Dikatakannya, Pancasila telah terbukti menjadi “bintang penuntun” yang menjaga Indonesia tetap kokoh di tengah berbagai tantangan global. Dengan keberagaman yang terdiri dari lebih dari 17 ribu pulau dan ratusan etnis, Indonesia mampu menunjukkan bahwa persatuan dapat terwujud dalam bingkai kebangsaan yang kuat.
“Pancasila adalah jangkar moral kita dalam menghadapi turbulensi global, mulai dari disrupsi teknologi hingga dinamika geopolitik,” katanya.
Lebih lanjut disampaikan, Indonesia memiliki tanggung jawab konstitusional untuk ikut menjaga ketertiban dunia yang berdasarkan kemerdekaan, perdamaian abadi, dan keadilan sosial sebagaimana diamanatkan dalam Pembukaan UUD 1945.
Menurutnya, nilai musyawarah dan mufakat yang terkandung dalam Pancasila menjadi instrumen diplomasi yang sangat dibutuhkan dunia saat ini untuk menjembatani perbedaan dan menghentikan konflik.
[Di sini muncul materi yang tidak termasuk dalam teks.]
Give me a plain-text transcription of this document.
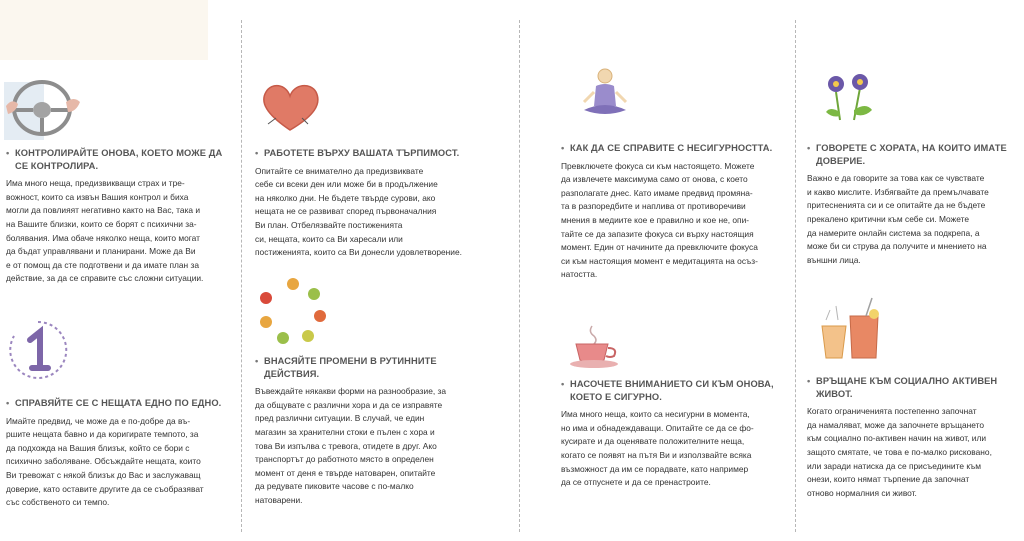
• КОНТРОЛИРАЙТЕ ОНОВА, КОЕТО МОЖЕ ДА
СЕ КОНТРОЛИРА.
Има много неща, предизвикващи страх и тре-
вожност, които са извън Вашия контрол и биха
могли да повлияят негативно както на Вас, така и
на Вашите близки, които се борят с психични за-
болявания. Има обаче няколко неща, които могат
да бъдат управлявани и планирани. Може да Ви
е от помощ да сте подготвени и да имате план за
действие, за да се справите със сложни ситуации.
• СПРАВЯЙТЕ СЕ С НЕЩАТА ЕДНО ПО ЕДНО.
Имайте предвид, че може да е по-добре да въ-
ршите нещата бавно и да коригирате темпото, за
да подхожда на Вашия близък, който се бори с
психично заболяване. Обсъждайте нещата, които
Ви тревожат с някой близък до Вас и заслужаващ
доверие, като оставите другите да се съобразяват
със собственото си темпо.
• РАБОТЕТЕ ВЪРХУ ВАШАТА ТЪРПИМОСТ.
Опитайте се внимателно да предизвиквате
себе си всеки ден или може би в продължение
на няколко дни. Не бъдете твърде сурови, ако
нещата не се развиват според първоначалния
Ви план. Отбелязвайте постиженията
си, нещата, които са Ви харесали или
постиженията, които са Ви донесли удовлетворение.
• ВНАСЯЙТЕ ПРОМЕНИ В РУТИННИТЕ
ДЕЙСТВИЯ.
Въвеждайте някакви форми на разнообразие, за
да общувате с различни хора и да се изправяте
пред различни ситуации. В случай, че един
магазин за хранителни стоки е пълен с хора и
това Ви изпълва с тревога, отидете в друг. Ако
транспортът до работното място в определен
момент от деня е твърде натоварен, опитайте
да редувате пиковите часове с по-малко
натоварени.
• КАК ДА СЕ СПРАВИТЕ С НЕСИГУРНОСТТА.
Превключете фокуса си към настоящето. Можете
да извлечете максимума само от онова, с което
разполагате днес. Като имаме предвид промяна-
та в разпоредбите и наплива от противоречиви
мнения в медиите кое е правилно и кое не, опи-
тайте се да запазите фокуса си върху настоящия
момент. Един от начините да превключите фокуса
си към настоящия момент е медитацията на осъз-
натостта.
• НАСОЧЕТЕ ВНИМАНИЕТО СИ КЪМ ОНОВА,
КОЕТО Е СИГУРНО.
Има много неща, които са несигурни в момента,
но има и обнадеждаващи. Опитайте се да се фо-
кусирате и да оценявате положителните неща,
когато се появят на пътя Ви и използвайте всяка
възможност да им се порадвате, като например
да се отпуснете и да се пренастроите.
• ГОВОРЕТЕ С ХОРАТА, НА КОИТО ИМАТЕ
ДОВЕРИЕ.
Важно е да говорите за това как се чувствате
и какво мислите. Избягвайте да премълчавате
притесненията си и се опитайте да не бъдете
прекалено критични към себе си. Можете
да намерите онлайн система за подкрепа, а
може би си струва да получите и мнението на
външни лица.
• ВРЪЩАНЕ КЪМ СОЦИАЛНО АКТИВЕН
ЖИВОТ.
Когато ограниченията постепенно започнат
да намаляват, може да започнете връщането
към социално по-активен начин на живот, или
защото смятате, че това е по-малко рисковано,
или заради натиска да се присъедините към
онези, които нямат търпение да започнат
отново нормалния си живот.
Hal itu tercermin dari kontribusi Indonesia dalam misi perdamaian dunia di bawah bendera Perserikatan Bangsa-Bangsa (PBB), mediasi konflik regional, serta konsistensi menyuarakan keadilan bagi bangsa-bangsa yang masih terjajah.
“Kita ingin dunia melihat bahwa perdamaian bukan sekadar ketiadaan perang, melainkan hadirnya keadilan bagi seluruh umat manusia,” tegasnya.
Dalam amanat tersebut juga disampaikan ajakan kepada seluruh elemen bangsa, khususnya generasi muda, untuk menjadikan Pancasila sebagai ideologi yang hidup dan terus diamalkan dalam kehidupan sehari-hari.
Selain itu, para menteri dan kepala daerah diminta memastikan setiap kebijakan publik berlandaskan keadilan sosial, memenuhi rasa keadilan masyarakat, serta menjamin hak-hak kelompok masyarakat yang paling membutuhkan perhatian.
“Kita harus terus melawan segala bentuk intoleransi dan radikalisme yang dapat merusak harmonisasi kebangsaan kita,” ujarnya.
Menutup amanat, seluruh elemen bangsa diajak untuk terus memperkuat komitmen kebangsaan serta menunjukkan kepada dunia bahwa Indonesia adalah bangsa besar yang menjunjung tinggi nilai religiusitas, persatuan, dan kemanusiaan.
“Selama darah Indonesia masih mengalir di tubuh kita, Pancasila akan senantiasa hidup dalam setiap denyut nadi seluruh anak bangsa di Republik yang kita cintai,” pungkasnya.